Same shape, same edge cases, same return contract.

Step 4 — Edge Cases You Will Hit

There are five failure modes here, and four of them are silent. The dangerous ones are the silent ones, because the function returns a number that looks sensible:

1. The "Other" bucket is missing from the displayed list. This is the most common silent failure. A Polymarket "2028 Democratic nominee" event has six named candidates and an implicit Other. If the API returns only the named six and the sum is 0.94, EE looks negative and arbitrageable. It is not. The true total (including Other) is 1.00, and the 0.06 you would "buy" by going long the named six is the implied price of Other. The hasOtherBucket flag in the result is the warning. If it is false on a clearly multi-outcome event, do not trust the EE number — go look at the venue and verify the outcome set.

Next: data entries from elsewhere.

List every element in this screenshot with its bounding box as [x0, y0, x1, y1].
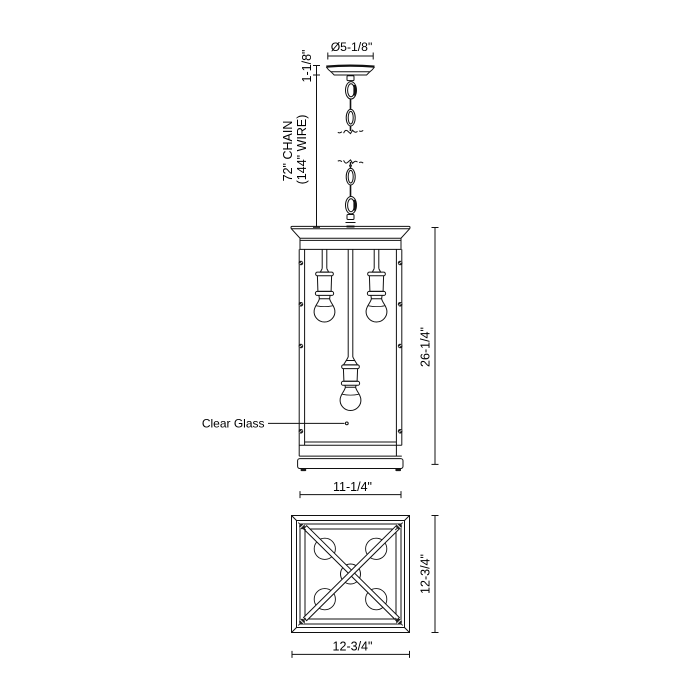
- svg-text:72" CHAIN: 72" CHAIN: [281, 121, 295, 182]
- svg-text:12-3/4": 12-3/4": [333, 640, 373, 654]
- svg-text:12-3/4": 12-3/4": [419, 554, 433, 594]
- svg-text:Clear Glass: Clear Glass: [202, 417, 265, 431]
- svg-text:Ø5-1/8": Ø5-1/8": [331, 40, 373, 54]
- svg-text:26-1/4": 26-1/4": [419, 327, 433, 367]
- svg-text:11-1/4": 11-1/4": [333, 480, 372, 494]
- svg-text:(144" WIRE): (144" WIRE): [295, 115, 309, 185]
- svg-text:1-1/8": 1-1/8": [300, 50, 314, 83]
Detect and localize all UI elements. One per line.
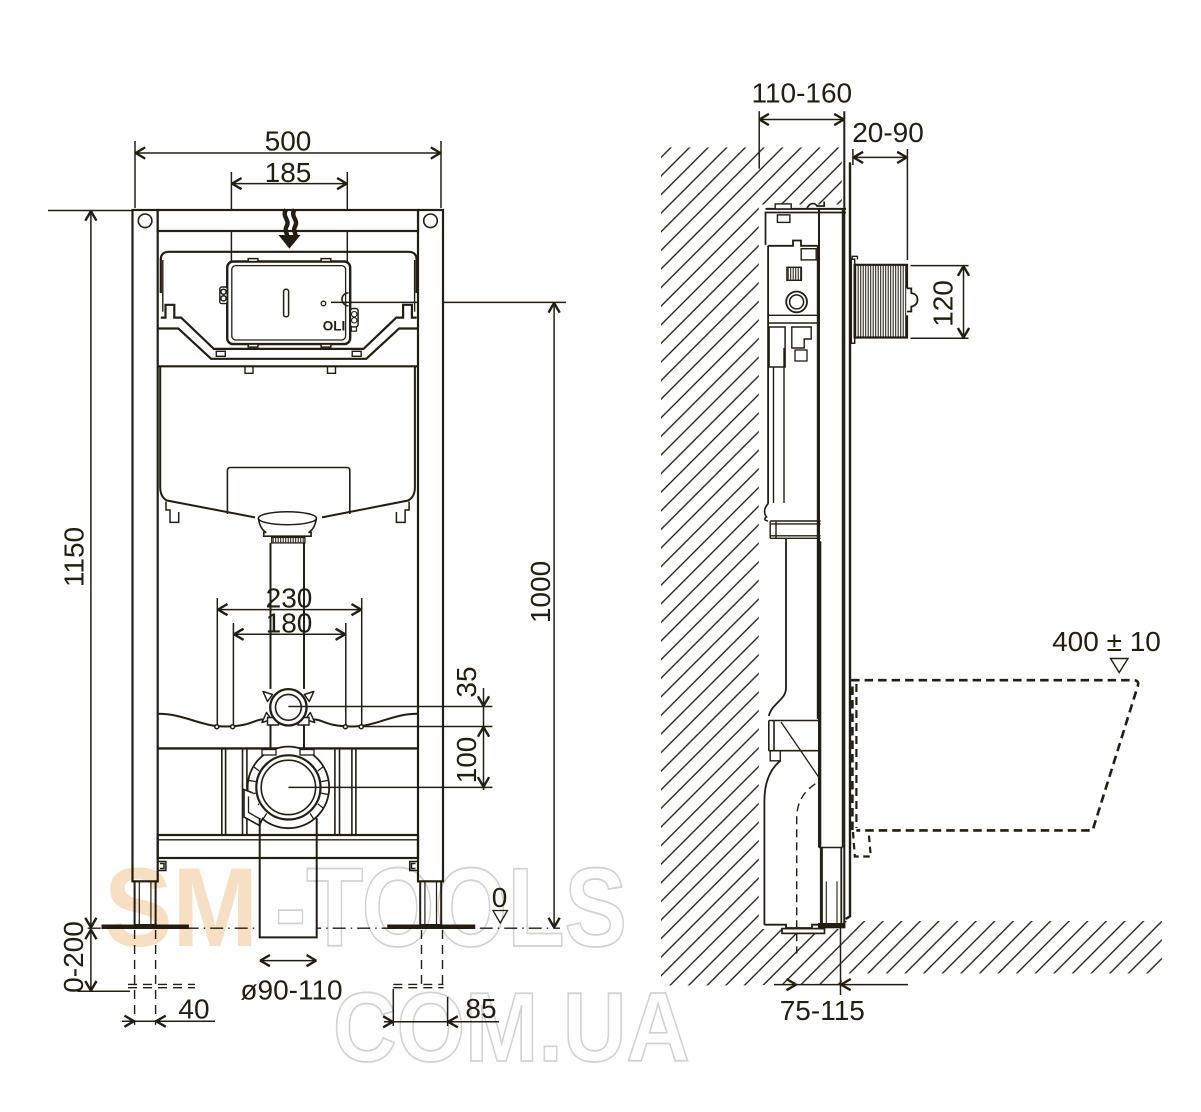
svg-text:SM: SM [104,845,258,970]
svg-text:COM.UA: COM.UA [333,972,690,1082]
svg-text:1150: 1150 [58,527,89,587]
svg-text:400 ± 10: 400 ± 10 [1052,626,1161,657]
svg-text:500: 500 [265,126,312,157]
svg-text:0-200: 0-200 [58,921,89,993]
svg-text:75-115: 75-115 [780,995,865,1026]
svg-text:40: 40 [178,994,209,1025]
svg-text:OLI: OLI [323,319,346,334]
svg-text:1000: 1000 [525,561,556,623]
svg-text:100: 100 [451,737,482,784]
svg-text:180: 180 [266,608,313,639]
svg-text:110-160: 110-160 [751,78,852,109]
svg-text:185: 185 [265,157,312,188]
svg-text:-TOOLS: -TOOLS [275,845,627,970]
svg-text:ø90-110: ø90-110 [240,975,342,1006]
svg-text:20-90: 20-90 [852,117,924,148]
svg-text:35: 35 [451,666,482,697]
svg-text:120: 120 [928,280,959,327]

2. Outcomes overlap. Some venues list "Trump wins" and "Republican wins" as separate markets in the same event. They are not mutually exclusive. The sum looks fine (or even slightly low), but the math is broken. Always verify outcomes are mutually exclusive before computing EE — the function above does not catch this case and will silently return a meaningless number.

3. One outcome is illiquid and pinned. A 6-outcome event where one market is at 0.99 (pinned by a single ask) gives a sum > 1 that has nothing to do with overround. The pinned market is not actually trading at 0.99 — there is no real bid there. The yesPriceMid > 0 && yesPriceMid < 1 filter drops these from the sum, but be aware that a near-pinned market (say 0.97) will pass the filter and still distort the total.

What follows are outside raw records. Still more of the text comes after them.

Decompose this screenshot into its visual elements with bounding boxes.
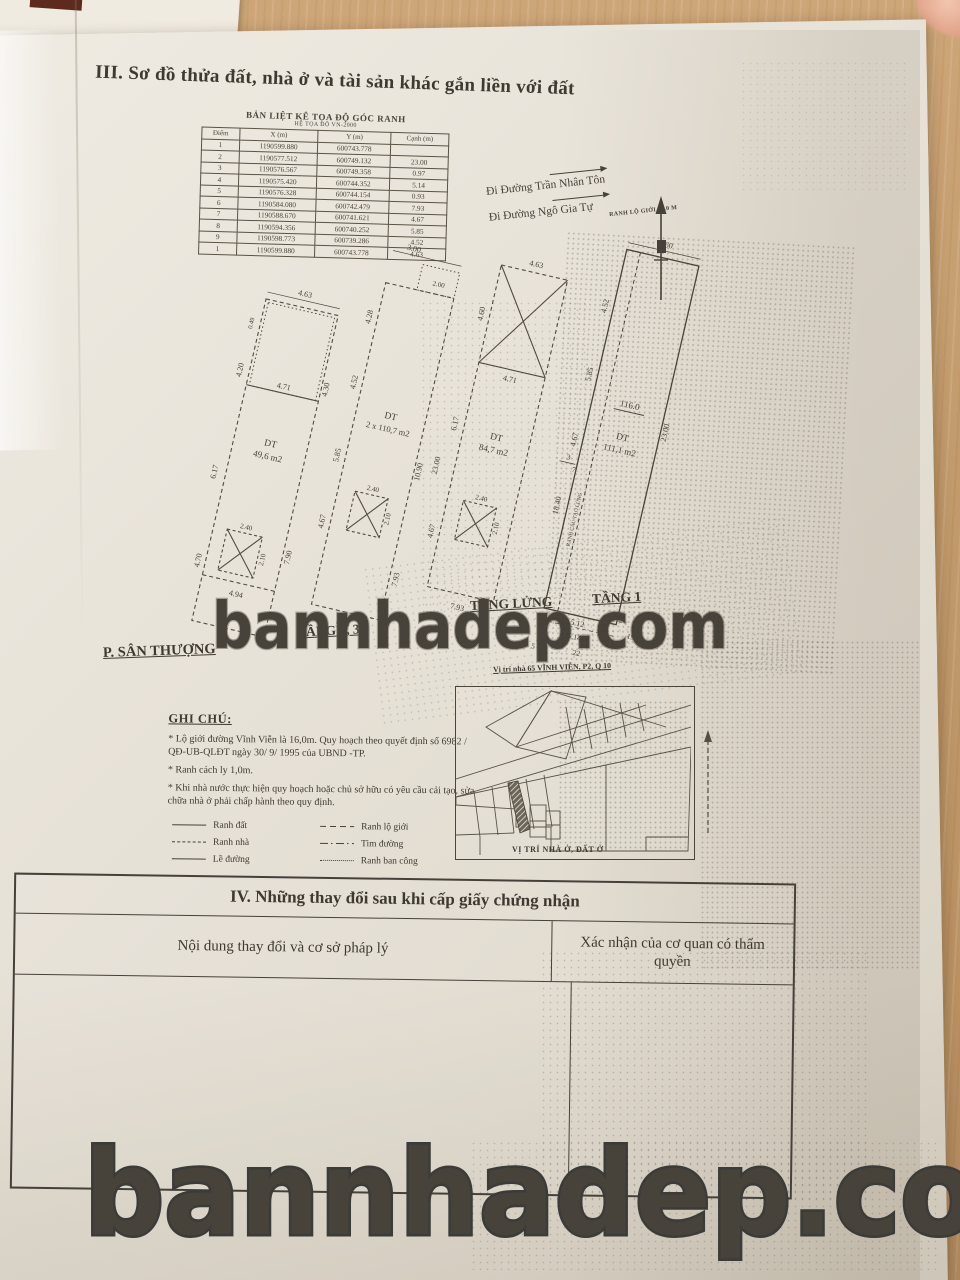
note-item: * Lộ giới đường Vĩnh Viễn là 16,0m. Quy … — [168, 733, 476, 762]
dim-label: 2.00 — [432, 279, 446, 290]
dim-label: 0.49 — [247, 317, 256, 330]
legend-item: Ranh nhà — [172, 833, 320, 852]
section4-col1-header: Nội dung thay đổi và cơ sở pháp lý — [15, 914, 552, 981]
area-label: 49,6 m2 — [252, 448, 283, 464]
dim-label: 4.71 — [276, 381, 292, 393]
dim-label: 4.28 — [363, 309, 375, 325]
photocopy-noise — [700, 640, 920, 970]
dim-label: 4.20 — [234, 362, 246, 378]
dim-label: 5.85 — [331, 447, 343, 463]
legend-item: Lề đường — [172, 850, 320, 869]
dim-label: 2.10 — [382, 512, 393, 526]
dim-label: 4.63 — [529, 258, 545, 270]
dim-label: 4.52 — [348, 374, 360, 390]
dim-label: 3.00 — [406, 243, 422, 255]
svg-text:bannhadep.com: bannhadep.com — [84, 1124, 960, 1262]
thin-line-icon — [172, 858, 206, 859]
dim-label: 4.67 — [316, 514, 328, 530]
note-item: * Ranh cách ly 1,0m. — [168, 764, 476, 780]
dim-label: 2.40 — [366, 484, 380, 495]
dotted-line-icon — [320, 860, 354, 861]
legend-item: Ranh đất — [172, 816, 320, 835]
dim-label: 4.30 — [320, 382, 332, 398]
long-dash-line-icon — [320, 826, 354, 828]
photocopy-noise — [558, 700, 688, 850]
solid-line-icon — [172, 824, 206, 825]
dim-label: 7.90 — [282, 550, 294, 566]
photocopy-noise — [740, 60, 910, 190]
dash-dot-line-icon — [320, 843, 354, 845]
dim-label: 2.40 — [239, 522, 253, 533]
dim-label: 2.10 — [257, 552, 268, 566]
notes-block: GHI CHÚ: * Lộ giới đường Vĩnh Viễn là 16… — [167, 710, 476, 815]
area-label: DT — [263, 438, 278, 451]
dashed-line-icon — [172, 841, 206, 842]
area-label: DT — [383, 411, 398, 424]
legend: Ranh đất Ranh nhà Lề đường Ranh lộ giới … — [172, 816, 503, 870]
area-label: 2 x 110,7 m2 — [365, 419, 411, 439]
watermark-bottom: bannhadep.com — [78, 1122, 960, 1272]
photo-of-document: III. Sơ đồ thửa đất, nhà ở và tài sản kh… — [0, 0, 960, 1280]
dim-label: 4.70 — [192, 552, 204, 568]
note-item: * Khi nhà nước thực hiện quy hoạch hoặc … — [168, 782, 476, 811]
dim-label: 4.63 — [297, 288, 313, 300]
dim-label: 6.17 — [208, 464, 220, 480]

4. Cross-venue mixing. Computing EE across a Kalshi market and a Polymarket market in the "same event" is almost always wrong, because the resolution criteria are subtly different. Stick to within-venue groups unless you have manually verified that the resolution sources match.

5. Stale data. EE on a 30-minute-stale snapshot is a curve through old quotes. The arbitrage you "see" has already evaporated. Always carry a freshness timestamp with the result and reject anything older than your acceptable staleness window (~60 seconds for actively traded events).

Step 5 — Putting It Together

The full pipeline from canonical markets to EE for every event:

async function scanByOverround(minAbsEE: number = 0.02): Promise<EventOverroundResult[]> {
  const markets = await fetchAllCanonicalMarkets({ active: true })
  const grouped = groupMarketsByEvent(markets)
  const results: EventOverroundResult[] = []

  for (const [, group] of grouped) {
    if (group.length < 2) continue
    const result = computeEventOverround(group)
    if (result === null) continue
    if (Math.abs(result.ee) >= minAbsEE) {
      results.push(result)
    }
  }

  return results.sort((a, b) => Math.abs(b.ee) - Math.abs(a.ee))
}

Hook the result into the SimpleFunctions CLI as sf scan --by-overround desc and you have a one-line ranker for events with the largest absolute overround. Combine with a freshness filter (--max-age 60s) and a fee guard (--min-net 0.01) to get a list that is actually executable rather than just numerically interesting.

The Habit Worth Building

Compute EE on every multi-outcome event you watch, but never trade on raw EE alone. Track the delta — what was EE on this event yesterday, what is it now, what is the trajectory. A 6-cent overround that holds steady for a week is just the resting state of an illiquid event. A 6-cent overround that opened up overnight from a 1-cent baseline is the market actively repricing one outcome relative to its siblings, and that is the actionable signal.

The static reading of EE is a trap that costs newcomers their first week's P&L. The dynamic reading of ΔEE is the actual edge. Compute both, log both, and only pull the trigger when the delta moves and you can name which outcome is doing the moving.